Look Behind the Curtain: Money Market insurance is a scam. The gov says it will guarantee $1 for $1 in participating money market funds. It says it will do so for a fee. It will not say which MMs are insured, so the customer won't know. If you were a MM manager, would you waste your money on the insurance?

$700,000,000,000.00: Rising long term interest rates are a sure bet; housing prices will tank further. First class to the lifeboats, second class gets life preservers, steerage gets swimming lessons.

Rooting Around: Either they've forgotten that the root cause of all the trouble is overpriced housing finding a more realistic price level, or they are hoping that we don't remember.

Player to be named later: One part of the Fed's current initiative extends 'non-recourse loans' at the Fed Funds rate (2%) to 'depository institutions and bank holding companies' so they can buy asset-backed commercial paper from money market mutual funds. This is a round-about way to bail out the car loan and credit card receivables markets.

Unconstitutional: Giving Paulson unlimited and unchallengeable power over the entire US economy might well be challenged.

Money Laundering: The Fed is buying Fannie and Freddie's debt from 'primary dealers' "to aid market liquidity." So one part of the government is going to write iffy paper and sell it to Joe, then another part of the government is going to give Joe real money in exchange for the iffy paper just he just bought. Oh, Joy.

No Thanks: Unless the Treasury can explain exactly how this bit of legerdemain is going to work so the taxpayer doesn't pay too much for toxic paper, it is going to be a hard sell. And if the real solution is recapitalization of the banks, why not a more direct and honest approach?

Please Explain: The Usual Suspects keep saying "this will cost the tax payer less than the alternative". Why should it cost the taxpayers anything at all?

Locating Locution: The trillion dollar gift to the rich will not save the economy. Paulson is trying to keep the banks lending. House prices will continue to fall, and the economy will follow. The Paulson plan does not address this.

Silver Lining: Buy bonds. Grab up financial stocks. Either things will soon recover smartly and you'll be set for life, or they won't and the loss of a few bucks will be dwarfed by all your other problems.

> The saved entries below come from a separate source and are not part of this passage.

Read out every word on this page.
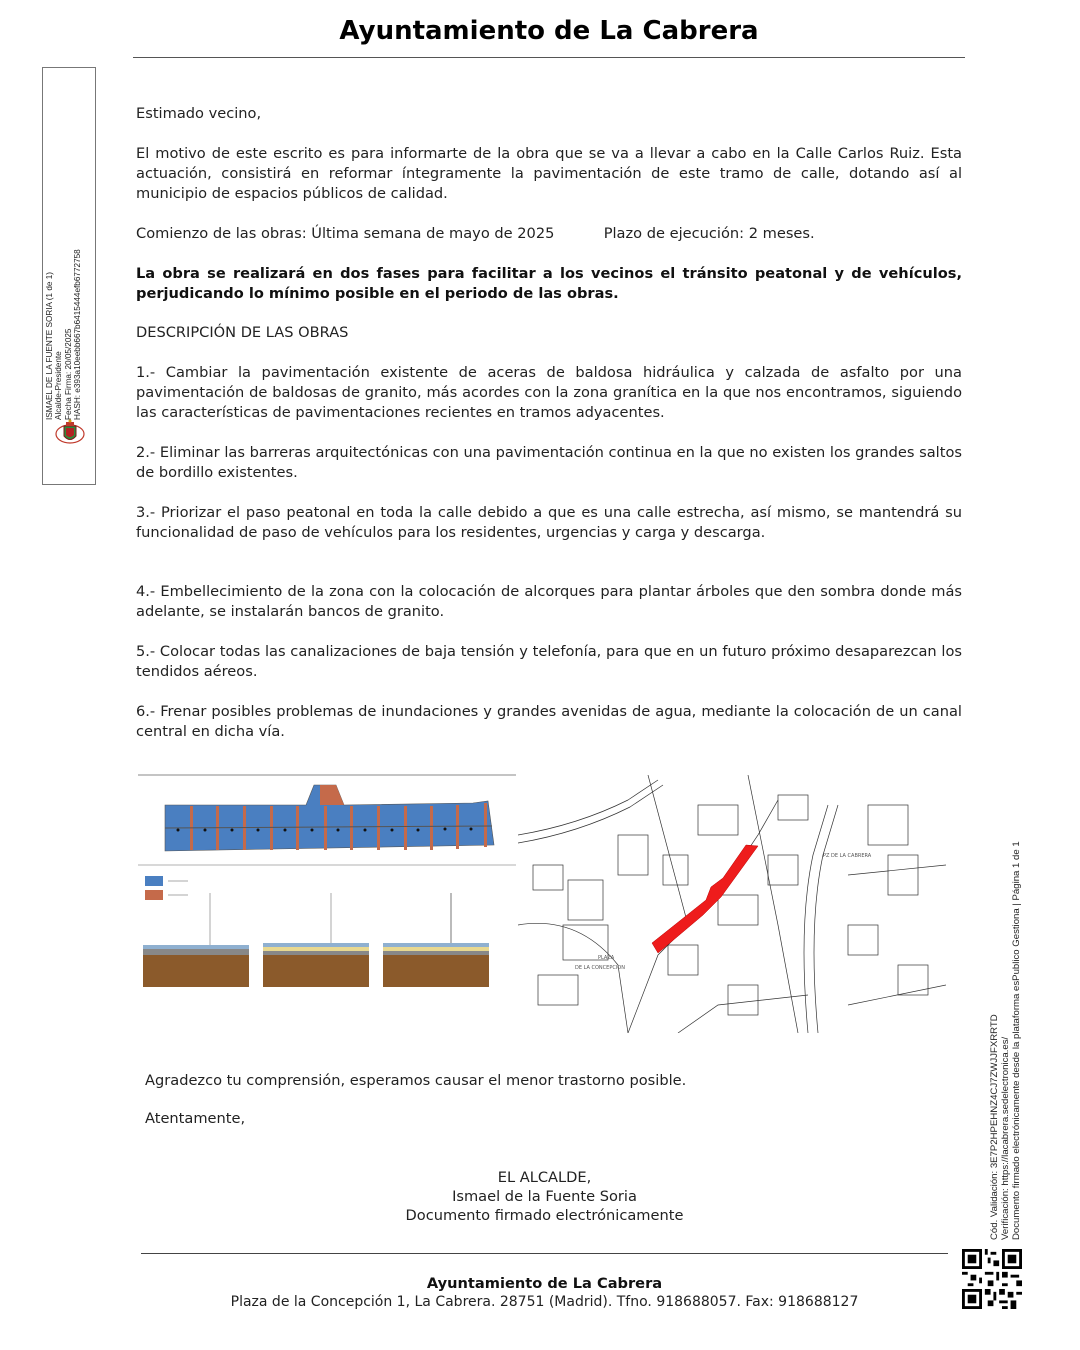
Ayuntamiento de La Cabrera
ISMAEL DE LA FUENTE SORIA (1 de 1) Alcalde-Presidente Fecha Firma: 20/05/2025 HASH: e393a10eebb667b6415444efb6772758
Estimado vecino,
El motivo de este escrito es para informarte de la obra que se va a llevar a cabo en la Calle Carlos Ruiz. Esta actuación, consistirá en reformar íntegramente la pavimentación de este tramo de calle, dotando así al municipio de espacios públicos de calidad.
Comienzo de las obras: Última semana de mayo de 2025	Plazo de ejecución: 2 meses.
La obra se realizará en dos fases para facilitar a los vecinos el tránsito peatonal y de vehículos, perjudicando lo mínimo posible en el periodo de las obras.
DESCRIPCIÓN DE LAS OBRAS
1.- Cambiar la pavimentación existente de aceras de baldosa hidráulica y calzada de asfalto por una pavimentación de baldosas de granito, más acordes con la zona granítica en la que nos encontramos, siguiendo las características de pavimentaciones recientes en tramos adyacentes.
2.- Eliminar las barreras arquitectónicas con una pavimentación continua en la que no existen los grandes saltos de bordillo existentes.
3.- Priorizar el paso peatonal en toda la calle debido a que es una calle estrecha, así mismo, se mantendrá su funcionalidad de paso de vehículos para los residentes, urgencias y carga y descarga.
4.- Embellecimiento de la zona con la colocación de alcorques para plantar árboles que den sombra donde más adelante, se instalarán bancos de granito.
5.- Colocar todas las canalizaciones de baja tensión y telefonía, para que en un futuro próximo desaparezcan los tendidos aéreos.
6.- Frenar posibles problemas de inundaciones y grandes avenidas de agua, mediante la colocación de un canal central en dicha vía.
PLAZA
DE LA CONCEPCION
PZ DE LA CABRERA
Agradezco tu comprensión, esperamos causar el menor trastorno posible.
Atentamente,
EL ALCALDE,
Ismael de la Fuente Soria
Documento firmado electrónicamente	Cód. Validación: 3E7P2HPEHNZ4CJ7ZWJJFXRRTD Verificación: https://lacabrera.sedelectronica.es/ Documento firmado electrónicamente desde la plataforma esPublico Gestiona | Página 1 de 1
Ayuntamiento de La Cabrera
Plaza de la Concepción 1, La Cabrera. 28751 (Madrid). Tfno. 918688057. Fax: 918688127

Assumption: The TARP program is aimed at increasing liquidity. The problem is not liquidity, it is solvency. How will paying a fair market price for worthless paper prevent the collapse of an institution that needs far more money than 'fair market value' will provide?

4 comments:

Anonymous said...

Thanks fer the extra effort this Sunday, god knows the extry material is out thar.

Anonymous said...

is it just me or is this blog only partially functional at the moment?

Charles Kingsley Michaelson, III said...

Don't know, anon 4:40, - at 5:35 Eastern it seems to be working fine. CKM

Anonymous said...

Excellent - succinct, clear. And God knows nothing coming from the government is. Much appreciate your work on this!